The efficacy and safety of a new slow-release formulation of nifedipine ("Adalat Retard") were assessed in a double-blind cross-over trial in 19 subjects with essential hypertension (14 male, 5 female--ages: 34-72 years), 14 of whom continued previous antihypertensive medication. There were two 6 week treatment phases in which nifedipine 20 mg twice daily and placebo tablets twice daily were administered in random order. Supine mean blood pressure was 115 +/- 2 mm Hg during the placebo phase and 105 +/- 2 mm Hg during the nifedipine phase (p less than 0.001); and standing mean blood pressure was 121 +/- 2 mm Hg after placebo and 110 +/- 2 mm Hg after nifedipine (p less than 0.001). The magnitude of the blood pressure difference between the two phases was not related either to age or to the placebo phase blood pressure. The hypotensive effect of nifedipine was observed when administered as a single agent or in combination with diuretic and/or beta blocker. Heart rate was increased after nifedipine--75 +/- 2 beats/minute compared with 71 +/- 2 beats/minute after placebo (p less than 0.01). In this dose nifedipine (as "Adalat Retard") is an effective hypotensive agent which is a useful addition to presently available therapy.
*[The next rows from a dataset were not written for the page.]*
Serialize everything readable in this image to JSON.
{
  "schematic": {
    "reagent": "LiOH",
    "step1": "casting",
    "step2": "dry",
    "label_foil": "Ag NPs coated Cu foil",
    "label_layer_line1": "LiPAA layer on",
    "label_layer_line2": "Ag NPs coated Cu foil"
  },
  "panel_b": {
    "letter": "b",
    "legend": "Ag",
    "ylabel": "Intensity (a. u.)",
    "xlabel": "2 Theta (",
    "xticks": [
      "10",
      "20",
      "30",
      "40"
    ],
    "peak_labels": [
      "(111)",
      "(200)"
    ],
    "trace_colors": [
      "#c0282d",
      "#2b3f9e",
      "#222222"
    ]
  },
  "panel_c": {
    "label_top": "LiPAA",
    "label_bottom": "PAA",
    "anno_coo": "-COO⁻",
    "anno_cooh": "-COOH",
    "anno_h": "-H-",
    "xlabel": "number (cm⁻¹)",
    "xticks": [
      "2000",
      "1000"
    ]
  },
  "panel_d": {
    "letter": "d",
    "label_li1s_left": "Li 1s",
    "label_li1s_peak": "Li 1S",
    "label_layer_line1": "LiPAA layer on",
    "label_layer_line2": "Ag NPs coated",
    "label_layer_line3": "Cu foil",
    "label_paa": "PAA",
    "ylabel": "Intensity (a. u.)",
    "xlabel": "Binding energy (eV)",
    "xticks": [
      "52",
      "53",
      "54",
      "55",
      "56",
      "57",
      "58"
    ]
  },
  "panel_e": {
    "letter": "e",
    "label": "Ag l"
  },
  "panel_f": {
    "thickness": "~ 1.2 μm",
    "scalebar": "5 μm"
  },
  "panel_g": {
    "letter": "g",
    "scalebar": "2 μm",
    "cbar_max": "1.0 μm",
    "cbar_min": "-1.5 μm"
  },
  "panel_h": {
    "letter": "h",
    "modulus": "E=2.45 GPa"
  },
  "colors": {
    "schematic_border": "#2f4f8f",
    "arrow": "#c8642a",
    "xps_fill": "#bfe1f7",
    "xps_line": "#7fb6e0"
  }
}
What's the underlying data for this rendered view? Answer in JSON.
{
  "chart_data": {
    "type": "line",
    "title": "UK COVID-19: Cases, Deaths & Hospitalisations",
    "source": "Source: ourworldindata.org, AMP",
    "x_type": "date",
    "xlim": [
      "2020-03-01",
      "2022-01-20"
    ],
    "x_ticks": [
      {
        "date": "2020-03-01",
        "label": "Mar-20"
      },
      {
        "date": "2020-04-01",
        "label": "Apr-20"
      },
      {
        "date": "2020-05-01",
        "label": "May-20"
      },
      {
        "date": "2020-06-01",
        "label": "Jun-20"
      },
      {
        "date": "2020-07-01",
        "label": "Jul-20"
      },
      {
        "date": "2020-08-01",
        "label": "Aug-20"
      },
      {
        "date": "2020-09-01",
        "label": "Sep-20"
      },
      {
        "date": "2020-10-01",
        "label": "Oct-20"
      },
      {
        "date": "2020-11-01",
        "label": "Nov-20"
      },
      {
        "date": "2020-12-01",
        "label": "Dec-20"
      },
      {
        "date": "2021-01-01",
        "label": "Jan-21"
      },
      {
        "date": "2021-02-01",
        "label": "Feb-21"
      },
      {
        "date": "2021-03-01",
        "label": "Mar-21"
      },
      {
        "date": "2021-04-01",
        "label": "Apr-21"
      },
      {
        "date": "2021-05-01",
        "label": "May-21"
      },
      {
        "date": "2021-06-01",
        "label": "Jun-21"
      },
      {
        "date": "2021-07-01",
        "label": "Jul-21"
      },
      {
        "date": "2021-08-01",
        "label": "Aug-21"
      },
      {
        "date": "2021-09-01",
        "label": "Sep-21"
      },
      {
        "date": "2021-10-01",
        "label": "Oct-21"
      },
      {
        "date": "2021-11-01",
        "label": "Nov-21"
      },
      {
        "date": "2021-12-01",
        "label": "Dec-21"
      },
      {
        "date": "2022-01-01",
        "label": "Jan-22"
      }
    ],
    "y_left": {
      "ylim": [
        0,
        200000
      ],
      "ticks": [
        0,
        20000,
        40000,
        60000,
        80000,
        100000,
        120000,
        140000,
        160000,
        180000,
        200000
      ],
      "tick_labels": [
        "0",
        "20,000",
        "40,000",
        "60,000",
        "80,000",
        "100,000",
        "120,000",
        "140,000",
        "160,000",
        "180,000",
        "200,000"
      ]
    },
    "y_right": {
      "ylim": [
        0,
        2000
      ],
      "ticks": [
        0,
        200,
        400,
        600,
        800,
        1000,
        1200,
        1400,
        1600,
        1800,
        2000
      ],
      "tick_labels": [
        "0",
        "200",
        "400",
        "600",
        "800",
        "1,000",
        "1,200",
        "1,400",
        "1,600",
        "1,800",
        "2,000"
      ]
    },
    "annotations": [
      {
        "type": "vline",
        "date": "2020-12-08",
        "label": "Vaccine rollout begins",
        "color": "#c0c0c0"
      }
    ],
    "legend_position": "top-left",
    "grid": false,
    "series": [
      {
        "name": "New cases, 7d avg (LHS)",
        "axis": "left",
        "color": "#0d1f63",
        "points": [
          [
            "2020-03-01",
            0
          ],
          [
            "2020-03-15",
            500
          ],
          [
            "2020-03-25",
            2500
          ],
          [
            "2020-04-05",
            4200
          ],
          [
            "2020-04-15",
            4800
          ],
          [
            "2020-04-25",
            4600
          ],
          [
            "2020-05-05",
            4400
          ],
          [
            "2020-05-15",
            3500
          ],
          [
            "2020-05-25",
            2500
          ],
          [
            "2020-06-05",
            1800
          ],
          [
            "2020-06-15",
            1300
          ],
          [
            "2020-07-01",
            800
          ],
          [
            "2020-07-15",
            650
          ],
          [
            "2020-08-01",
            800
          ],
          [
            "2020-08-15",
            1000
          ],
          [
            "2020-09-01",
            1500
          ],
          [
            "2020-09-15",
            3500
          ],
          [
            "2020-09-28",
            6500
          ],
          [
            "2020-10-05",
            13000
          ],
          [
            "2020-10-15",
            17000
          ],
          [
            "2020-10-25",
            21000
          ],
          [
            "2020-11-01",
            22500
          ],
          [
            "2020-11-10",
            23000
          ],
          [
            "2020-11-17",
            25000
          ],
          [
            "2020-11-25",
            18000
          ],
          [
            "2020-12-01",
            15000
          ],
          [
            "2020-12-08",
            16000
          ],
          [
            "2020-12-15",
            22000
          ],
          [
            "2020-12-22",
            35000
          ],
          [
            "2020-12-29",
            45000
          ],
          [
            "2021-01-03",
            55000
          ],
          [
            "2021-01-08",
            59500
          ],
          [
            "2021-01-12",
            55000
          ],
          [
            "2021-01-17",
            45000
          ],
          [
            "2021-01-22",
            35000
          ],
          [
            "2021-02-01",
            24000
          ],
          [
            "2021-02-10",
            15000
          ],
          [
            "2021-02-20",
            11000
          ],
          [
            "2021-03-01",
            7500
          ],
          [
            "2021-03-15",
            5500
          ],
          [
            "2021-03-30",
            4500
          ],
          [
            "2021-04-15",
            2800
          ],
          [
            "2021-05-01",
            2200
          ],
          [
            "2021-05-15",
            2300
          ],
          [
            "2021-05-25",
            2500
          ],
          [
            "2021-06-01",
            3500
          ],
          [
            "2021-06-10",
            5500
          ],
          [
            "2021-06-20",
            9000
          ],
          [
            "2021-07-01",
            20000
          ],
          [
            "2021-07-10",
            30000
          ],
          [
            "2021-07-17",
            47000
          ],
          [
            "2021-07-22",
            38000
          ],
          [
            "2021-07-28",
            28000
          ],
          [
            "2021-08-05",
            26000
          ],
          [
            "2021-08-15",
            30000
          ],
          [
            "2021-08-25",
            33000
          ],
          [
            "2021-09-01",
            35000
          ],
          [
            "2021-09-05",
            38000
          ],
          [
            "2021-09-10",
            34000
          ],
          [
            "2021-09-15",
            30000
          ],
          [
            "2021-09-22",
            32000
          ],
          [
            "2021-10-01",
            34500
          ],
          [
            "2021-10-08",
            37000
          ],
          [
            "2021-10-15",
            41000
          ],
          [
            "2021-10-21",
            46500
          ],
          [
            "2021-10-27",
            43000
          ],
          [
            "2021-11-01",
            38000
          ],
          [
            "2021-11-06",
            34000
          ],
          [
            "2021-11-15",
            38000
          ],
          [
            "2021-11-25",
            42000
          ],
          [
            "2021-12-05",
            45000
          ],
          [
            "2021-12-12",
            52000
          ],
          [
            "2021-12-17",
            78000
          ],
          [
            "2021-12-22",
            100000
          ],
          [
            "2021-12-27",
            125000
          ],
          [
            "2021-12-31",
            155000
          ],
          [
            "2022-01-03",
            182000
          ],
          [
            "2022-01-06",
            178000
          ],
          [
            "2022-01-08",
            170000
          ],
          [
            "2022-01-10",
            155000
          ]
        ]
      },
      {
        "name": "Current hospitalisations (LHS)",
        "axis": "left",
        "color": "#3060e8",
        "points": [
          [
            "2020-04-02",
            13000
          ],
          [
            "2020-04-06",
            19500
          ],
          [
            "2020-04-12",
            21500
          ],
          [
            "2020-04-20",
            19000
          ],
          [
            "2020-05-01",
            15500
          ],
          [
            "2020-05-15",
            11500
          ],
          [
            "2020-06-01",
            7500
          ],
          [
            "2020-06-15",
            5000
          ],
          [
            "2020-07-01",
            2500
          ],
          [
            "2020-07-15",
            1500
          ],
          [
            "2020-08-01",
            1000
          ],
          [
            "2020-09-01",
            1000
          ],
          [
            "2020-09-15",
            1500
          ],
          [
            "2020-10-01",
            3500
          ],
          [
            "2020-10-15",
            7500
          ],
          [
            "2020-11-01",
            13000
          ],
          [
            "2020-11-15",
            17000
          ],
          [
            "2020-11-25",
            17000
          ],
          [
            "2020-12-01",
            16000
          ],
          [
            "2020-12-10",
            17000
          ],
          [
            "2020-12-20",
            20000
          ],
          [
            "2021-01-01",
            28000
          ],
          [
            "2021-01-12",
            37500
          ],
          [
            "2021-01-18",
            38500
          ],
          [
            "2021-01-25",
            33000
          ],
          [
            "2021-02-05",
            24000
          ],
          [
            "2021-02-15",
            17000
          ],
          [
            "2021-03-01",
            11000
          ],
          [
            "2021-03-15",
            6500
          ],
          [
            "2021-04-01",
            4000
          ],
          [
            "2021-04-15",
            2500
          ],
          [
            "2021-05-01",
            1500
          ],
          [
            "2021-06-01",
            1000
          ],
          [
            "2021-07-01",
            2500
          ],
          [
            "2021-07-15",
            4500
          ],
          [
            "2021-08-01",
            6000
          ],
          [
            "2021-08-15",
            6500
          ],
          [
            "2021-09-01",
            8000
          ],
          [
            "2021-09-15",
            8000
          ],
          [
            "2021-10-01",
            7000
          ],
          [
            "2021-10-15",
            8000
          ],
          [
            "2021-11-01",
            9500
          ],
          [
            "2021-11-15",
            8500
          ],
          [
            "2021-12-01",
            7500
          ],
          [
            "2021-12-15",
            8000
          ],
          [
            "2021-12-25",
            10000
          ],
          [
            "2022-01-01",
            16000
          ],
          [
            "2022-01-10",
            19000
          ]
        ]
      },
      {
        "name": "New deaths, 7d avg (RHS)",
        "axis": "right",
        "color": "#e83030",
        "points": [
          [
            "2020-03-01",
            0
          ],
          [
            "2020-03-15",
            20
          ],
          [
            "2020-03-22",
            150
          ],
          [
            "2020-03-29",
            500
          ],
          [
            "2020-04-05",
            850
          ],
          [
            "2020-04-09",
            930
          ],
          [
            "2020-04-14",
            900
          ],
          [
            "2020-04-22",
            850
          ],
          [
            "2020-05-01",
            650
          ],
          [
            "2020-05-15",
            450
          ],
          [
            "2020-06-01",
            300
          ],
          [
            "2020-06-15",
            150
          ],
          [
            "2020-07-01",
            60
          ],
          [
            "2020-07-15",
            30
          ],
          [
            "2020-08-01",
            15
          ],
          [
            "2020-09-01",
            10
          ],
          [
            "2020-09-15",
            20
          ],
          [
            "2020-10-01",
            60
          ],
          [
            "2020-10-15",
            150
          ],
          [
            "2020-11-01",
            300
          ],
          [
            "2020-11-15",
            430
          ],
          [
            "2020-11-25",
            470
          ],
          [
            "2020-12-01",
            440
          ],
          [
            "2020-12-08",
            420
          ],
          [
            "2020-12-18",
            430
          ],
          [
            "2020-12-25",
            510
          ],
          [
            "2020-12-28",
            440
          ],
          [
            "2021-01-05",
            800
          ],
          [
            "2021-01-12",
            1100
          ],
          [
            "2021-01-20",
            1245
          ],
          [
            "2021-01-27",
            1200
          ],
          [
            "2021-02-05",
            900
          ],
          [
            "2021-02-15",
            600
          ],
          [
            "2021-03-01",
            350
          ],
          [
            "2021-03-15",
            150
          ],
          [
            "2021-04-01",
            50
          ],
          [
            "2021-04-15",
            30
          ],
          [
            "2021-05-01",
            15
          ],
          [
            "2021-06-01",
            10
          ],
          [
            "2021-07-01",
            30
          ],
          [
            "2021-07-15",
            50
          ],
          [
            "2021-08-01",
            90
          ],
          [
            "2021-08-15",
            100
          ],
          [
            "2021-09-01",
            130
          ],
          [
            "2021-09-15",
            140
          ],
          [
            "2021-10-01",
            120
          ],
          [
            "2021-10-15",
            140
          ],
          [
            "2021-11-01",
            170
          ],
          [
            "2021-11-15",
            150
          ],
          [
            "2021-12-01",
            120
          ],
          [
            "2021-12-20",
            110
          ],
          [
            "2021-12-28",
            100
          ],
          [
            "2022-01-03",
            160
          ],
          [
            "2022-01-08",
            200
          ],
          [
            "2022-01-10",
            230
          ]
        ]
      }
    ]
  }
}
在一项双盲交叉试验中,对19名原发性高血压患者(14名男性,5名女性,年龄34 - 72岁)评估了一种新型硝苯地平缓释制剂(“Adalat Retard”)的疗效和安全性,其中14名患者继续服用先前的抗高血压药物。试验有两个为期6周的治疗阶段,随机依次给予硝苯地平20毫克每日两次和安慰剂每日两次。安慰剂阶段仰卧平均血压为115±2毫米汞柱,硝苯地平阶段为105±2毫米汞柱(p<0.001);安慰剂后站立平均血压为121±2毫米汞柱,硝苯地平后为110±2毫米汞柱(p<0.001)。两个阶段之间血压差异的幅度与年龄或安慰剂阶段血压均无关。硝苯地平作为单一药物或与利尿剂和/或β受体阻滞剂联合使用时均观察到降压效果。硝苯地平给药后心率增加——与安慰剂后71±2次/分钟相比为75±2次/分钟(p<0.01)。在此剂量下,硝苯地平(“Adalat Retard”)是一种有效的降压药物,是现有治疗方法的有益补充。